Before frying the eggplant slices, begin your tomato sauce. With an immersion blender, grind up the contents of the cans of tomatoes (remember, the ingredients should say: TOMATOES, e basta) and put them in a pot with a few of the basil leaves and one smushed garlic clove. (Gli dai un pugno in testa, e si toglie la camicia, Raffaella says: Punch it on the head and its shirt will come off.) Cover the pot and cook on low for about 20 minutes. (After 10 minutes, take the lid off or wedge your wooden spoon between the rim of the pot and the lid. We don’t want watery sauce.) Add salt to taste.

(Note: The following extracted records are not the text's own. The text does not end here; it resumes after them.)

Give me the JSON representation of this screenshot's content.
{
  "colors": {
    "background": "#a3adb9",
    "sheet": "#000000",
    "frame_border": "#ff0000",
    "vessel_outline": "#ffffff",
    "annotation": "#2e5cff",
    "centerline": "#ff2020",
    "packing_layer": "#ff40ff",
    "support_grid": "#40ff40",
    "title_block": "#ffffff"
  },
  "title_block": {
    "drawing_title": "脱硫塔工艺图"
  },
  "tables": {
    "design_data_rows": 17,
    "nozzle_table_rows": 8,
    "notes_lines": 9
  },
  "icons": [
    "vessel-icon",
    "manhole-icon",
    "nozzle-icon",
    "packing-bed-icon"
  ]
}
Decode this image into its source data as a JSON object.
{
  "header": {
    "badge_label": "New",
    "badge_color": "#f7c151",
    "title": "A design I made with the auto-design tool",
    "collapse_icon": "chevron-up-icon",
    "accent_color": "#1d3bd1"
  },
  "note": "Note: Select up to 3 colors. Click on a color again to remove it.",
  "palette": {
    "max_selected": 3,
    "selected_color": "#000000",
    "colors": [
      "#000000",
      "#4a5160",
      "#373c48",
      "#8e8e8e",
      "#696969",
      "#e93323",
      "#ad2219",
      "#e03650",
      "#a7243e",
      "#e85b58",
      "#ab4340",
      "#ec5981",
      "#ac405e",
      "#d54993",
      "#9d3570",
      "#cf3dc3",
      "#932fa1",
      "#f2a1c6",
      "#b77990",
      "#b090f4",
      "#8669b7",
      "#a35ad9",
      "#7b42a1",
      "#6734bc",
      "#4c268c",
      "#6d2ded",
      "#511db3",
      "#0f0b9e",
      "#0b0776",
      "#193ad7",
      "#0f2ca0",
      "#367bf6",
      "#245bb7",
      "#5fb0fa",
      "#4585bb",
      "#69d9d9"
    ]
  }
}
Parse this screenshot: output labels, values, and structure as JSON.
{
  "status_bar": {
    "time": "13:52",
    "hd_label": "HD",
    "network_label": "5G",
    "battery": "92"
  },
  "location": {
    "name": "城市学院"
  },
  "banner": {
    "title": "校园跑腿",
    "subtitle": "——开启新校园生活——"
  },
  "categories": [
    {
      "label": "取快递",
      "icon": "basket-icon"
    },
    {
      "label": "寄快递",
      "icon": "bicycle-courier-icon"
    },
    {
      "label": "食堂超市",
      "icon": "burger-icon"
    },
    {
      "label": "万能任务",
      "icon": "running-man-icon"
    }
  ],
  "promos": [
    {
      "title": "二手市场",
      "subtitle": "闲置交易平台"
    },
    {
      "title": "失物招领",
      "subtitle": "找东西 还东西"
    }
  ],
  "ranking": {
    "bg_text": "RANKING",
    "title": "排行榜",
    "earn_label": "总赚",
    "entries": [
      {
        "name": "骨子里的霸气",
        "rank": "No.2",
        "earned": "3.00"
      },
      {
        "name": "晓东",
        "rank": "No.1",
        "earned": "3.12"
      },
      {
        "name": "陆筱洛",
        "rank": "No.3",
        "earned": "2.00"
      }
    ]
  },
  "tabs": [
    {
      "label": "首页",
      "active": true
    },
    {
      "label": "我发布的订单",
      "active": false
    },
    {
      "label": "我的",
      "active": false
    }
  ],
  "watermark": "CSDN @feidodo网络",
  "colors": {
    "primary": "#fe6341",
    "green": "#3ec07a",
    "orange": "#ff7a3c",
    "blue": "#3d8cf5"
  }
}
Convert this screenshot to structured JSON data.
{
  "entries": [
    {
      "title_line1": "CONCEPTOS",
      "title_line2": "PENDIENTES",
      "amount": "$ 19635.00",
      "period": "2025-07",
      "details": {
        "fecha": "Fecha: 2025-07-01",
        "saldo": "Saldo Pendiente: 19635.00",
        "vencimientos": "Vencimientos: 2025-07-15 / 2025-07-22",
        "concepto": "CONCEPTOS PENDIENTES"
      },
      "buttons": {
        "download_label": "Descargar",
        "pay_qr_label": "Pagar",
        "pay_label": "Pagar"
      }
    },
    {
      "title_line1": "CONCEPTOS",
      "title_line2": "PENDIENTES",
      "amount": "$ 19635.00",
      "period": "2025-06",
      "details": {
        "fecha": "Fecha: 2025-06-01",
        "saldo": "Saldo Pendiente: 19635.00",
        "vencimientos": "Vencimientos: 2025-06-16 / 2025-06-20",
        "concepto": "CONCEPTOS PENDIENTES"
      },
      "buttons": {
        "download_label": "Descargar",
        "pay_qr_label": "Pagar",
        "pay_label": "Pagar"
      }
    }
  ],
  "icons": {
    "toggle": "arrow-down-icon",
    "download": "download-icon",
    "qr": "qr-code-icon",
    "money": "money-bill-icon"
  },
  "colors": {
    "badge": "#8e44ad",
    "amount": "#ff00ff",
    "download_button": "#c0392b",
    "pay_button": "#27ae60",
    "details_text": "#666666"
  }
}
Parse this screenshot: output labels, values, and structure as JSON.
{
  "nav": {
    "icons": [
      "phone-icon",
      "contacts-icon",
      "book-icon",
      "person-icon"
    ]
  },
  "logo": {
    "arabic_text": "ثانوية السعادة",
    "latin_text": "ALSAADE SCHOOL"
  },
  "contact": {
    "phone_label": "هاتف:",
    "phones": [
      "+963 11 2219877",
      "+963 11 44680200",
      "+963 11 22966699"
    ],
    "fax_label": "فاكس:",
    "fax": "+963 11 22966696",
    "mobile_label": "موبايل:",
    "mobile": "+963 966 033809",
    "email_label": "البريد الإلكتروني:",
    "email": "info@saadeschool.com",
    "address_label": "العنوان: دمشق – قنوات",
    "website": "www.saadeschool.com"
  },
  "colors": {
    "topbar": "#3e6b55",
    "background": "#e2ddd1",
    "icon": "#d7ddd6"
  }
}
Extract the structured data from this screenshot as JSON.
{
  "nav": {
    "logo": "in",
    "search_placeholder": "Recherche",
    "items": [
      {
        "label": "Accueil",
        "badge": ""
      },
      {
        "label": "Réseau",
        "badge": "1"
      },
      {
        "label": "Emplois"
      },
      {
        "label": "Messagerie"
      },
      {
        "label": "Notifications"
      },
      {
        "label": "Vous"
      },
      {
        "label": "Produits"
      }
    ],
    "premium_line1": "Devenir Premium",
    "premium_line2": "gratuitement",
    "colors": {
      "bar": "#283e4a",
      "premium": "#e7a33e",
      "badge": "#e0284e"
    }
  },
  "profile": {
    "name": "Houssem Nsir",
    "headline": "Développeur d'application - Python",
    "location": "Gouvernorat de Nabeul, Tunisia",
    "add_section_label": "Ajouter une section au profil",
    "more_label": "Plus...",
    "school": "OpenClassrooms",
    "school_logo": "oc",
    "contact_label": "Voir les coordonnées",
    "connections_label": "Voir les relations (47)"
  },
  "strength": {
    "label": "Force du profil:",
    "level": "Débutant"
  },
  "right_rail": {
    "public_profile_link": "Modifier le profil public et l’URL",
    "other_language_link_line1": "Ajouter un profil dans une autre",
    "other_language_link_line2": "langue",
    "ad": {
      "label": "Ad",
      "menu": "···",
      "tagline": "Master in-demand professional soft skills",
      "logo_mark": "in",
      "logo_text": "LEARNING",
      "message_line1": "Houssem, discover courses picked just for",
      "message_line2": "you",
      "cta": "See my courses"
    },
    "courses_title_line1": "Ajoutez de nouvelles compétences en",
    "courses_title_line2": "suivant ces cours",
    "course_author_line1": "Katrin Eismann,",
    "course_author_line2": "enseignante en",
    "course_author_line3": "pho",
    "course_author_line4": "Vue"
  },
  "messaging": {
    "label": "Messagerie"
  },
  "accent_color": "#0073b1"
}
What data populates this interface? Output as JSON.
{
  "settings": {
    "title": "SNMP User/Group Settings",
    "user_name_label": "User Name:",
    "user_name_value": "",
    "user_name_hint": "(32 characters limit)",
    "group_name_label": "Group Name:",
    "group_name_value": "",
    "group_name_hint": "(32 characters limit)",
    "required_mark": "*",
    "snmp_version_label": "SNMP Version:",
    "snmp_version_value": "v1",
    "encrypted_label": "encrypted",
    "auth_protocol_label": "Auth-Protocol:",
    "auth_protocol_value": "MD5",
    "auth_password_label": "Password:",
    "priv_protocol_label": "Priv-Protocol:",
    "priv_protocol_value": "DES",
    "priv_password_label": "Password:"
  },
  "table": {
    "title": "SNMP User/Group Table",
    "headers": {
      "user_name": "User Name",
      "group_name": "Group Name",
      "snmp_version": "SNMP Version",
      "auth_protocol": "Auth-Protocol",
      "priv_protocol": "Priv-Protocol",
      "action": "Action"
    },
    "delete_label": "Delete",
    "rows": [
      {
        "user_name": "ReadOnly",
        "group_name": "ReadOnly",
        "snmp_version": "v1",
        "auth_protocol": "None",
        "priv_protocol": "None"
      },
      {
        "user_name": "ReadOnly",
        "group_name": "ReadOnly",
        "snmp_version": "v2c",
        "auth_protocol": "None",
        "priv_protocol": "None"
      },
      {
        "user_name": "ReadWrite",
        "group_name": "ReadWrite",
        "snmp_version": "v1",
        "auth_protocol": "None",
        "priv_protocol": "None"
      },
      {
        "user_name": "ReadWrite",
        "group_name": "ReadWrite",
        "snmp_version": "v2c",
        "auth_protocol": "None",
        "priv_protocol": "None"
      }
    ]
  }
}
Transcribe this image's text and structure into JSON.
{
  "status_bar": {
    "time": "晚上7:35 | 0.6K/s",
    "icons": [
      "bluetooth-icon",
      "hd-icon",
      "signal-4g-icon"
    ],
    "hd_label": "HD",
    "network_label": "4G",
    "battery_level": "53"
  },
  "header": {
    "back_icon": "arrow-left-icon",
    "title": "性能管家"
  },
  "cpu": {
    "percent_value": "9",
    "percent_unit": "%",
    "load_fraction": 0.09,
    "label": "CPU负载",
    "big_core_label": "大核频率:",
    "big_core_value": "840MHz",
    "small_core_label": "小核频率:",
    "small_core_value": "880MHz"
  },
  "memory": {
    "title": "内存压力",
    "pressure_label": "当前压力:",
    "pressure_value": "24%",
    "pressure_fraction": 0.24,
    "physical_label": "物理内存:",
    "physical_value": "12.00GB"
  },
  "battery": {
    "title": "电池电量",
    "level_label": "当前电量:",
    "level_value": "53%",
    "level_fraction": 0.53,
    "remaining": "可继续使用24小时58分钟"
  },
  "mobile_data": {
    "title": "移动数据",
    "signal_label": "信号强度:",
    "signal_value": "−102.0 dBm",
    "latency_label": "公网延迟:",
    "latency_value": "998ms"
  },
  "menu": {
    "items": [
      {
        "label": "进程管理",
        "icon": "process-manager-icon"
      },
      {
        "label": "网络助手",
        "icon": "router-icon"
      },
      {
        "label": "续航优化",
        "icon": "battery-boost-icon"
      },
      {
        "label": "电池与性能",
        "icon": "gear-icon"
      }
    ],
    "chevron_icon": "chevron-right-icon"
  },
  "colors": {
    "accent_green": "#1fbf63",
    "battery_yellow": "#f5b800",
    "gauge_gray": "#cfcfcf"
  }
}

As the sauce simmers away, turn back to your bathing beauties. Line a tray with paper towels, to receive the slices of eggplant after they’ve been fried. Heat up your peanut oil so that it’s hot enough to make the pieces sizzle but not so hot that they smoke. (Try the sizzle test with the edge of one piece before sliding them all in. If the piece bubbles, the oil is ready.) Now ease the slices in for their hot bath. Put in enough pieces to cover the surface of the oil, but not so many that they’re crowded on top of each other. (Think of vacationers on the beaches of the Amalfi coast in mid-August. People are touching each other, but it would be uncool to get on top of anyone.) Flip them after about a minute, and then take them out when you see that they are becoming light brown. (This should happen pretty quickly if they’ve sweated properly beforehand.) Use a skimmer to take the slices out, and hold them over the pan to let the excess oil drain off before positioning the eggplant on the paper towels. Cover the slices with more paper towels to absorb the oil (Repeat: My parmigiana will not be greasy!). Make sure the oil is still hot enough for the next batch—if not, pump up the fire. After frying the next round of slices, position them on top of their predecessors, separated by paper towels. Repeat the process until you’ve fried all the eggplant. Preheat the oven to 375°F.
Now assemble the layers of the parmigiana in an 8-by-8-inch casserole dish. Start by putting a few spoonfuls of tomato sauce on the bottom of the dish and smoothing it into a red carpet with the back of your wooden spoon. Then arrange the first layer of eggplant slices (slightly shriveled and brown now, as if they’ve spent too much time at a tanning salon) side by side across the bottom of the dish. Spread another layer of tomato sauce on top of the eggplant, and sprinkle a few spoonfuls of Parmesan cheese evenly across it. Tear some basil leaves with your fingers (never touch basil with a knife, because it alters the taste! Mi raccomando!), and drop the torn leaves to the north, south, east, and west. Then distribute about a third of the fior di latte cubes.
The next layer of eggplant slices should be placed crosswise to the one before, so that the parmigiana is easier to cut. Continue with the same pattern—eggplant slices (each layer running crosswise to the one before), sauce, Parmesan, basil, and fior di latte.
Stop the pattern after the Parmesan. The top of the parmigiana should be Parmesan-dotted red, with only a vague hint of the brown treasures inside. Bake at 375°F for about 25 minutes, or until you see a crust forming on the top. Serve at room temperature.
If your parmigiana turns out greasy or is swimming in oil, please don’t mention to anyone where you got the recipe.